Die Leistungen der OKP kosten insgesamt 6000 Franken pro Kopf und Jahr. 600 Franken (10%) davon macht die Selbstbeteiligung der Versicherten aus. Die Prämie macht nach Abzug der individuellen Prämienverbilligung 3100 Franken (52%) aus. Den Rest von 2300 Franken (38%) übernimmt zu einem kleinen Teil der Bund, das meiste bezahlt aber der Kanton über Steuermittel. Und diese werden progressiv erhoben. Insofern ist dieser Vorwurf, dass die Kopfprämie unsozial ist, nicht gerechtfertigt. Denn die Menschen mit grossen Einkommen finanzieren über die Steuern einen grösseren Teil der Gesundheitsausgaben. Ich kann mir eigentlich kein besseres System vorstellen.

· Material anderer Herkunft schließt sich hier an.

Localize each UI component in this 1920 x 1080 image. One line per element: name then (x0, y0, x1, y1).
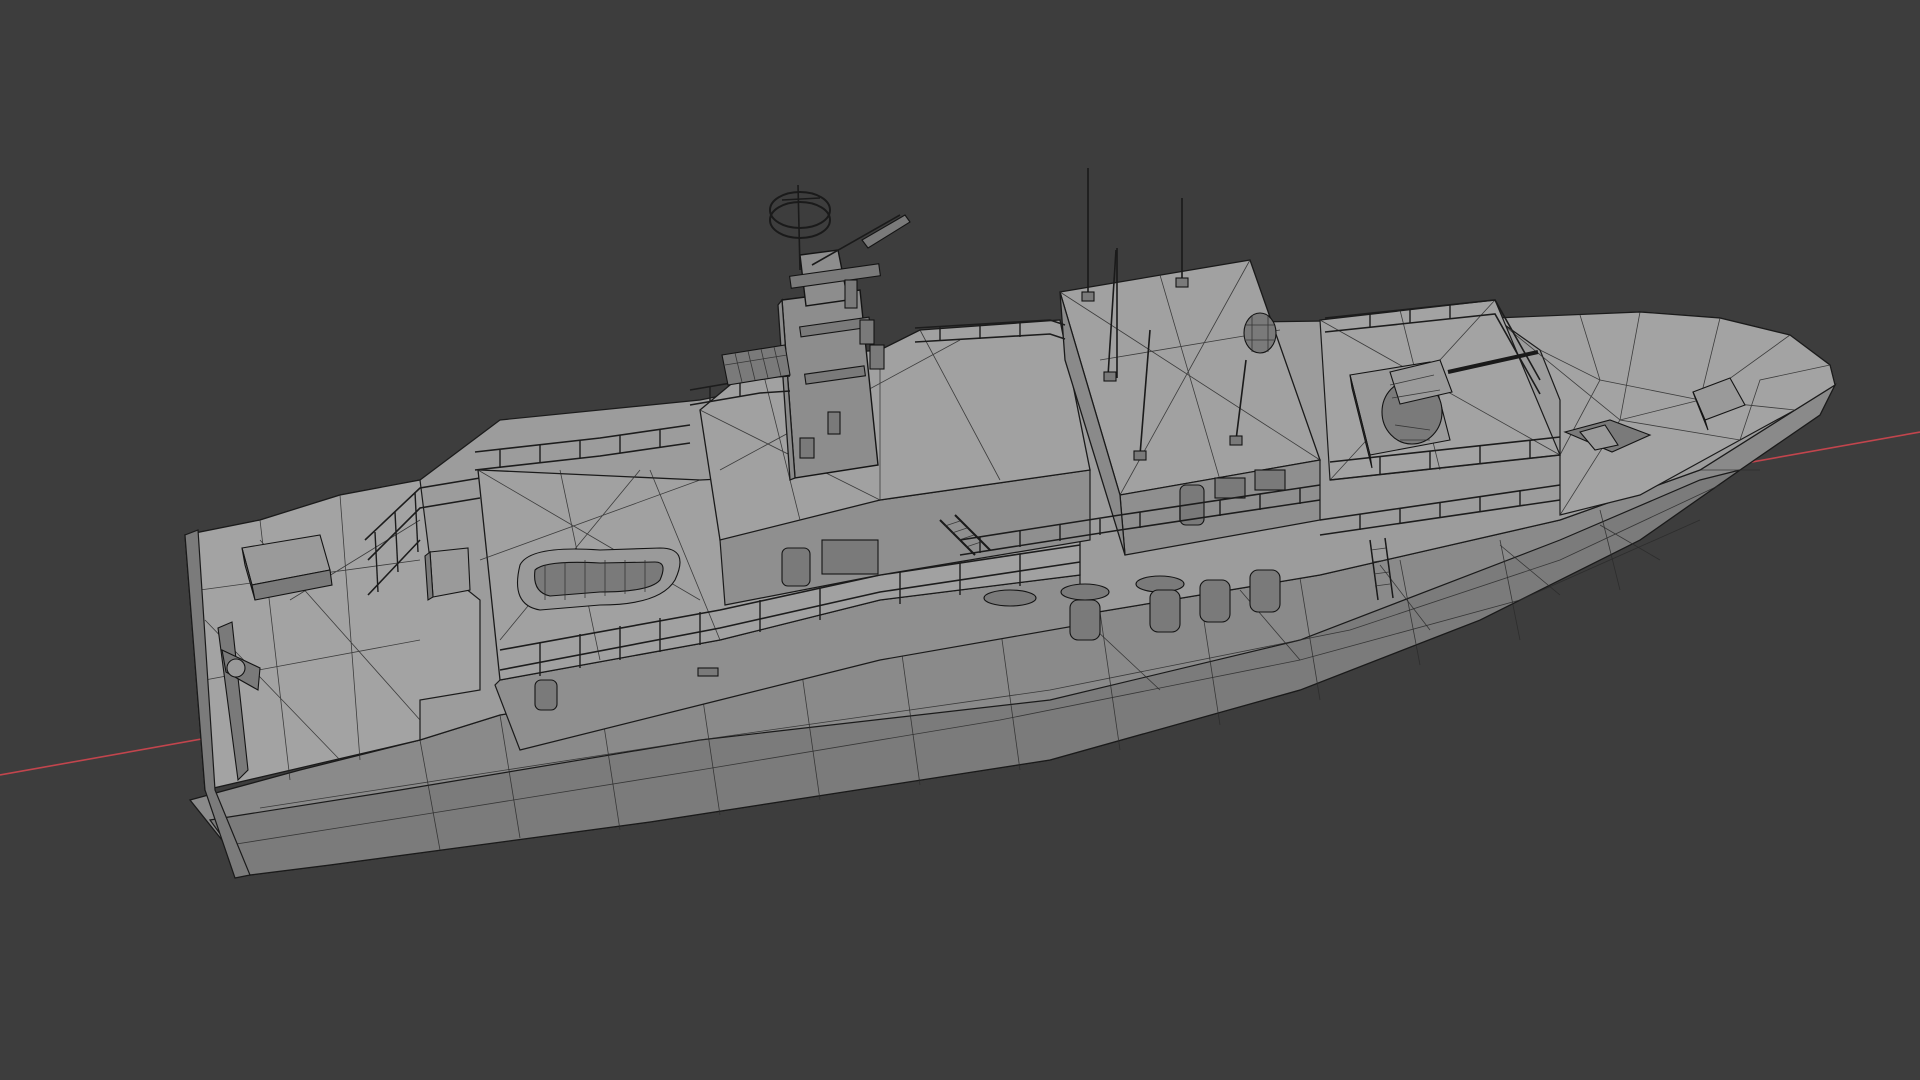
viewport-canvas[interactable] (0, 0, 1920, 1080)
deckhouse-porthole (534, 679, 558, 711)
upper-deckhouse-hatch (821, 539, 879, 575)
3d-viewport[interactable] (0, 0, 1920, 1080)
upper-deckhouse-door (781, 547, 811, 587)
bridge-radome[interactable] (1243, 312, 1277, 354)
deckhouse-hatch-small (697, 667, 719, 677)
ship-model[interactable] (184, 168, 1837, 879)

Im Gegensatz zum Rest des Gesundheitswesens sind Prävention und Gesundheitsförderung weitgehend beim Bund angesiedelt. Sie als Gesundheitsökonom sind doch sicher daran interessiert, durch Prävention Kosten gar nicht erst entstehen zu lassen. Wie könnte die Prävention gestärkt werden?
Heute betreiben verschiedene Akteure Präventionsprogramme. Ich bin aber nicht überzeugt, dass die aktuelle Kompetenzverteilung sinnvoll ist. Effizienter wäre es, die Versicherer besser einzubinden. Für diese ist es allerdings ein Problem, dass wir jedes Jahr die Krankenkasse wechseln können. So muss sich der Versicherer gut überlegen, ob er in Prävention investiert. Dürften die Krankenkassen den Versicherten längerfristige Verträge ohne Kündigungsrecht anbieten, wäre dies ein Anreiz, um die Prävention von dieser Seite her zu stärken.

Bildlegende

Der Föderalismus prägt die Spitallandschaft der Schweiz. Einige Kantone arbeiten aber bereits zusammen, zum Beispiel das Luzerner Kantonsspital und das Kantonsspital Obwalden.